Since colonial times, landholding has been characterized by a situation of legal dualism, in which both a state-sanctioned property regime and a communal neocustomary regime coexist. This research constitutes an expansion of my dissertation research examining the 2009 Burkinabè land reform and its aftermath which shows the emergence of novel relations between state and common (i.e. between state and (neo)customary property regimes) with the emergence of unforeseen hybrid land management institutions. My work showed that in the Burkinabè case as well as in other West African settings, contrary to claims in much of the titling literature, the shift from a situation of ubiquitous state property in the 1980s to the legal or formal recognition of customary property rights in the 2000s, has failed to systematically improve the poor or landless peasants’ livelihood. This research instead draws attention to the limitations of the formal recognition of customary property rights. Although it probably constitutes a necessary step for rural social justice and economic development, the mere legal recognition of customary rights is insufficient: the role of the state has too long been minimized by northern-imposed neoliberal doctrines and internal conflicts over the use of state power, and ‘market-oriented’ land reforms have equally destabilized customary land ownership regimes, which has resulted in creeping processes of land commodification and proletarianization of the peasantry.

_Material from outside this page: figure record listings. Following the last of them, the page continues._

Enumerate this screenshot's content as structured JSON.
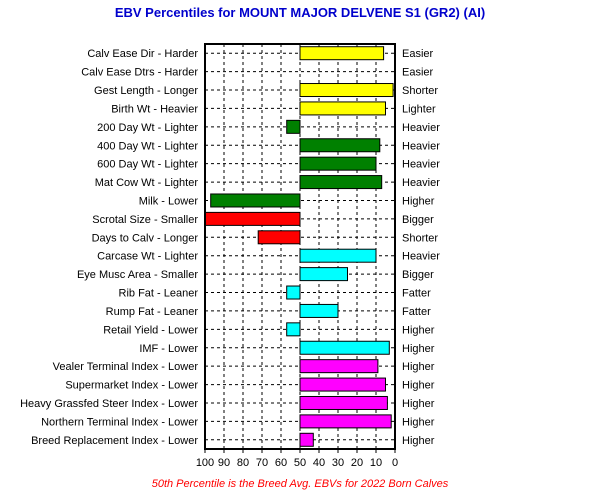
{
  "chart_data": {
    "type": "bar",
    "title": "EBV Percentiles for MOUNT MAJOR DELVENE S1 (GR2) (AI)",
    "footnote": "50th Percentile is the Breed Avg. EBVs for 2022 Born Calves",
    "xlim": [
      100,
      0
    ],
    "baseline": 50,
    "xticks": [
      "100",
      "90",
      "80",
      "70",
      "60",
      "50",
      "40",
      "30",
      "20",
      "10",
      "0"
    ],
    "grid": true,
    "categories": [
      "Calv Ease Dir - Harder",
      "Calv Ease Dtrs - Harder",
      "Gest Length - Longer",
      "Birth Wt - Heavier",
      "200 Day Wt - Lighter",
      "400 Day Wt - Lighter",
      "600 Day Wt - Lighter",
      "Mat Cow Wt - Lighter",
      "Milk - Lower",
      "Scrotal Size - Smaller",
      "Days to Calv - Longer",
      "Carcase Wt - Lighter",
      "Eye Musc Area - Smaller",
      "Rib Fat - Leaner",
      "Rump Fat - Leaner",
      "Retail Yield - Lower",
      "IMF - Lower",
      "Vealer Terminal Index - Lower",
      "Supermarket Index - Lower",
      "Heavy Grassfed Steer Index - Lower",
      "Northern Terminal Index - Lower",
      "Breed Replacement Index - Lower"
    ],
    "right_labels": [
      "Easier",
      "Easier",
      "Shorter",
      "Lighter",
      "Heavier",
      "Heavier",
      "Heavier",
      "Heavier",
      "Higher",
      "Bigger",
      "Shorter",
      "Heavier",
      "Bigger",
      "Fatter",
      "Fatter",
      "Higher",
      "Higher",
      "Higher",
      "Higher",
      "Higher",
      "Higher",
      "Higher"
    ],
    "values": [
      6,
      null,
      1,
      5,
      57,
      8,
      10,
      7,
      97,
      100,
      72,
      10,
      25,
      57,
      30,
      57,
      3,
      9,
      5,
      4,
      2,
      43
    ],
    "colors": [
      "#ffff00",
      "#ffff00",
      "#ffff00",
      "#ffff00",
      "#008000",
      "#008000",
      "#008000",
      "#008000",
      "#008000",
      "#ff0000",
      "#ff0000",
      "#00ffff",
      "#00ffff",
      "#00ffff",
      "#00ffff",
      "#00ffff",
      "#00ffff",
      "#ff00ff",
      "#ff00ff",
      "#ff00ff",
      "#ff00ff",
      "#ff00ff"
    ]
  }
}
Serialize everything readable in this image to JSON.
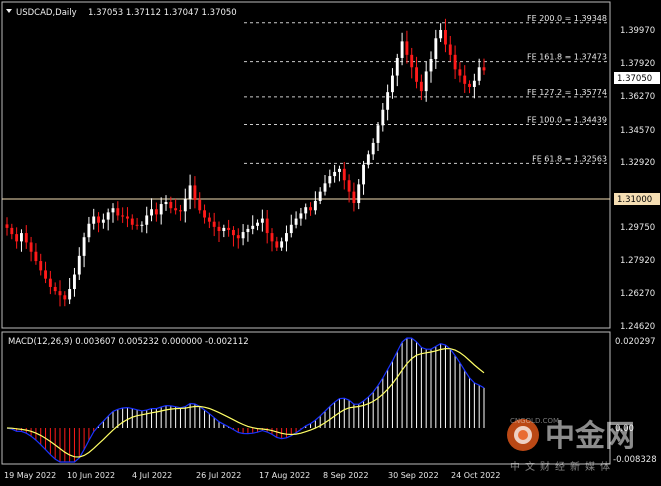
{
  "header": {
    "symbol": "USDCAD,Daily",
    "ohlc": "1.37053 1.37112 1.37047 1.37050"
  },
  "price_axis": {
    "ticks": [
      "1.39970",
      "1.37920",
      "1.36270",
      "1.34570",
      "1.32920",
      "1.29750",
      "1.27920",
      "1.26270",
      "1.24620"
    ],
    "current_price_label": "1.37050",
    "hline_label": "1.31000"
  },
  "fib_levels": [
    {
      "label": "FE 200.0 = 1.39348",
      "price": 1.39348
    },
    {
      "label": "FE 161.8 = 1.37473",
      "price": 1.37473
    },
    {
      "label": "FE 127.2 = 1.35774",
      "price": 1.35774
    },
    {
      "label": "FE 100.0 = 1.34439",
      "price": 1.34439
    },
    {
      "label": "FE 61.8 = 1.32563",
      "price": 1.32563
    }
  ],
  "macd": {
    "label": "MACD(12,26,9) 0.003607 0.005232 0.000000 -0.002112",
    "ticks": [
      "0.020297",
      "0.00",
      "-0.008328"
    ]
  },
  "time_axis": [
    "19 May 2022",
    "10 Jun 2022",
    "4 Jul 2022",
    "26 Jul 2022",
    "17 Aug 2022",
    "8 Sep 2022",
    "30 Sep 2022",
    "24 Oct 2022"
  ],
  "watermark": {
    "brand": "中金网",
    "site": "CNGOLD.COM",
    "tagline": "中文财经新媒体"
  },
  "colors": {
    "bull": "#ffffff",
    "bear": "#ff1a1a",
    "signal": "#ffff66",
    "macd_line": "#1a33ff",
    "hline": "#f5deb3"
  },
  "chart_data": {
    "type": "candlestick",
    "timeframe": "Daily",
    "price_close_path": [
      1.2945,
      1.2915,
      1.288,
      1.292,
      1.2875,
      1.283,
      1.2785,
      1.274,
      1.27,
      1.266,
      1.264,
      1.262,
      1.26,
      1.265,
      1.272,
      1.281,
      1.29,
      1.2965,
      1.3,
      1.297,
      1.2985,
      1.302,
      1.304,
      1.3005,
      1.3,
      1.299,
      1.296,
      1.2955,
      1.296,
      1.3005,
      1.3035,
      1.301,
      1.306,
      1.307,
      1.304,
      1.303,
      1.3025,
      1.3085,
      1.315,
      1.308,
      1.303,
      1.2995,
      1.2975,
      1.295,
      1.293,
      1.2945,
      1.2935,
      1.291,
      1.2895,
      1.2925,
      1.294,
      1.2955,
      1.297,
      1.299,
      1.292,
      1.288,
      1.285,
      1.288,
      1.292,
      1.296,
      1.299,
      1.3015,
      1.3045,
      1.303,
      1.3075,
      1.312,
      1.316,
      1.3195,
      1.3215,
      1.323,
      1.3175,
      1.312,
      1.3065,
      1.3155,
      1.325,
      1.33,
      1.3355,
      1.344,
      1.3515,
      1.36,
      1.368,
      1.3765,
      1.3845,
      1.378,
      1.372,
      1.365,
      1.3605,
      1.37,
      1.376,
      1.386,
      1.39,
      1.383,
      1.378,
      1.371,
      1.368,
      1.364,
      1.3625,
      1.3655,
      1.372,
      1.3705
    ],
    "fib_expansion": [
      1.39348,
      1.37473,
      1.35774,
      1.34439,
      1.32563
    ],
    "horizontal_line": 1.31,
    "ylim": [
      1.2462,
      1.4035
    ]
  }
}
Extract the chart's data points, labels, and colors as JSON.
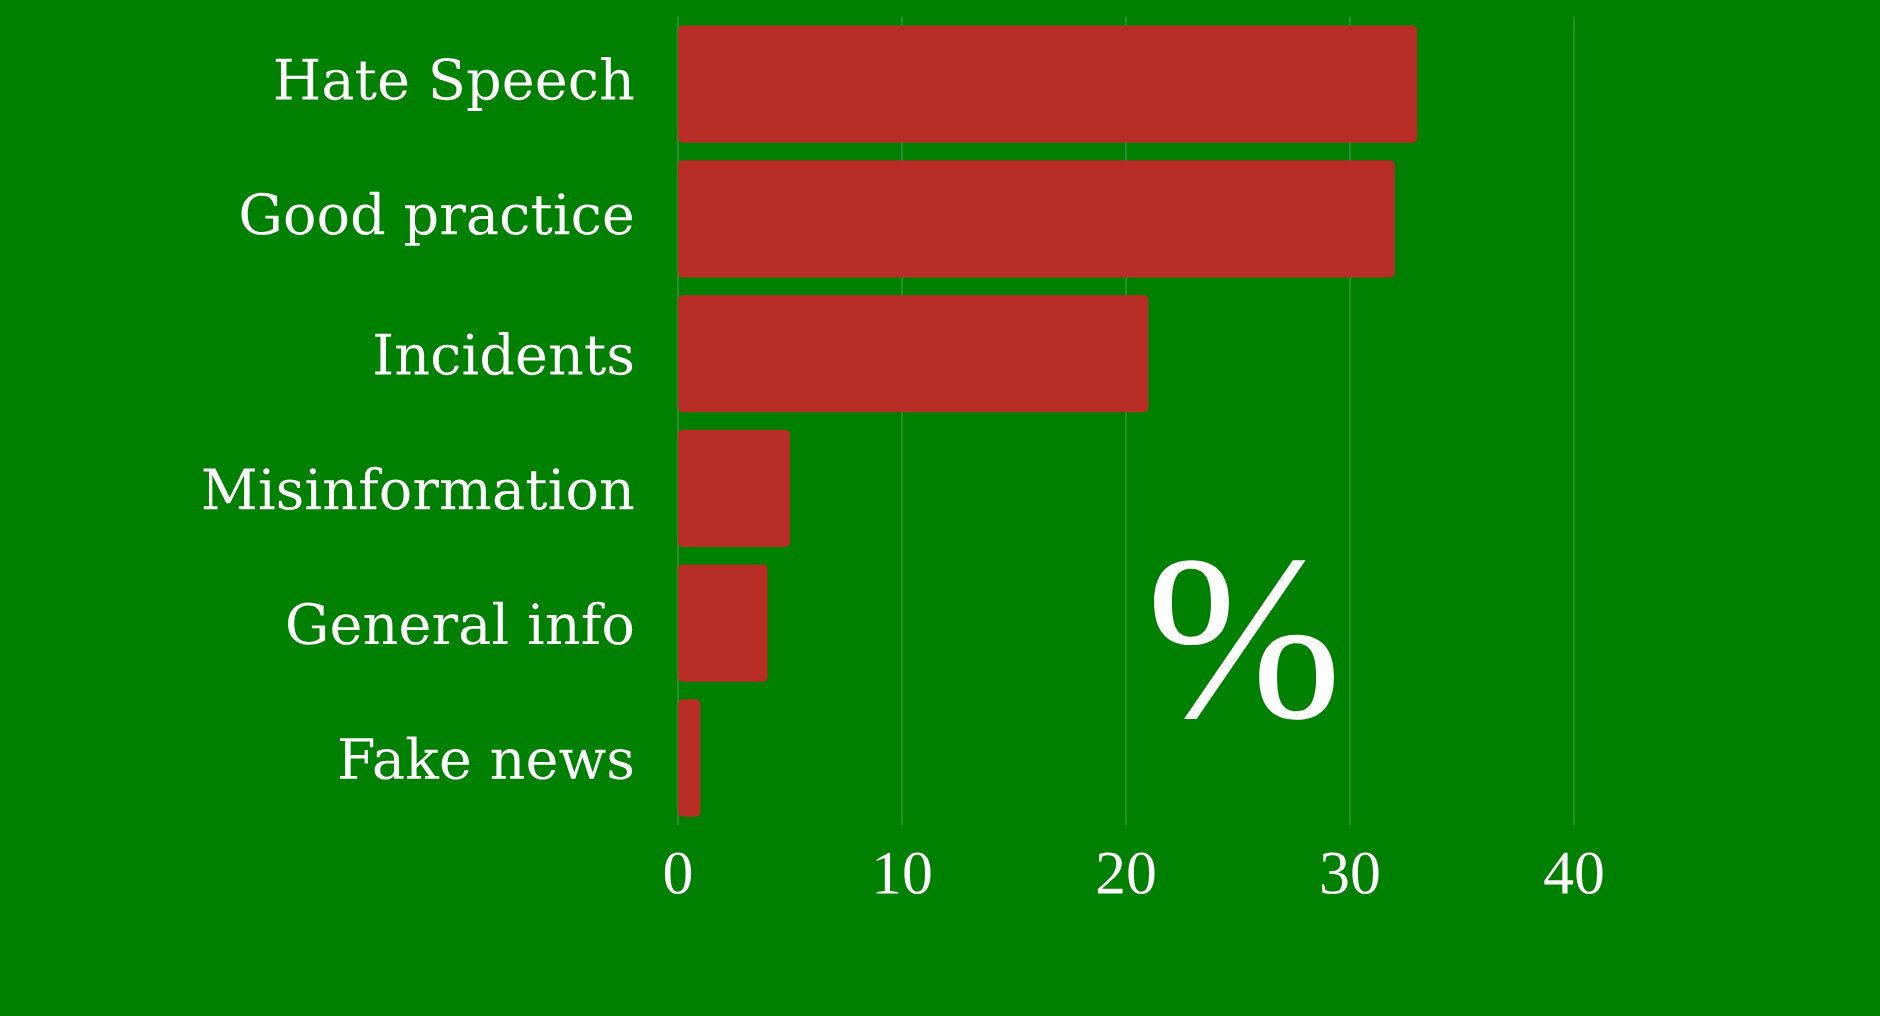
{
  "chart_data": {
    "type": "bar",
    "orientation": "horizontal",
    "categories": [
      "Hate Speech",
      "Good practice",
      "Incidents",
      "Misinformation",
      "General info",
      "Fake news"
    ],
    "values": [
      33,
      32,
      21,
      5,
      4,
      1
    ],
    "color": "#b82e26",
    "xlim": [
      0,
      40
    ],
    "xticks": [
      0,
      10,
      20,
      30,
      40
    ],
    "grid": "x",
    "annotations": [
      "%"
    ]
  }
}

This article pursues two main objectives. First, it proposes to open an interdisciplinary dialogue between two literatures. The scholarship on rural land property rights has long argued for the necessary formal recognition of customary property in sub-Saharan Africa, either to accelerate land commodification or to protect users' land rights. Scholars of the agrarian question have claimed that changes in land use, the proletarianization of the peasantry, and the transformation of social and economic relations are but consequences of the penetration of capitalist relations in rural areas (Banaji, 1976; Bernstein, 2010; Byres, 1996). However, the literature on rural land property and titling has focused on legal and de facto property relations as the primary determinant of both economic inefficiency and social inequalities (Atwood, 1990; Cotula, Toulmin, & Hesse, 2004; De Soto, 2000), not taking sufficient account of long-run changes in agrarian class structures and social relations of production.
Second, this research examines the current state of rural land management in several sub-Saharan African countries at a time of profound transformations in rural land property relations. Land tenure laws and practices in sub-Saharan Africa have followed different paths in states’ attempts at solving or burying the tensions between neocustomary land tenure and statist property. We argue that the sub-Saharan countries studied here may be represented on a continuum of relations between state property and neocustomary landholding, where at one end of the spectrum, countries such as Mauritania abolished customary tenure and declared the state as sole owner of land. At the other end of the spectrum, Burkina Faso (following the footsteps of the landmark 1998 Uganda land reform) passed some of the most radical land reforms in Africa and fully recognize customary or community property, structurally reducing state property to meager areas.
Between these two extremes, Senegal represents a case where the State owns and manages the land in the general interest of the nation, but marginally recognizes customary rights and community land management at the local level. Still in between but much more favorable to customary rights are the case of Ivory Coast, in which the state does recognize customary land tenure, but only as transitory rights of inferior value to titled property, and that need to be formally registered within a certain time to be valid. This detailed and empirically grounded study of sub-Saharan African current agrarian transformations produces a novel analytical frame that envisions land law reforms as the outcome of competition and compromise between public and customary regimes. My previous research on the Burkinabè case notably points to the existence of new forms of state interventions that depart from the top-down approach of the developmental state, and build an unprecedented alliance with customary communal property and the peasantry.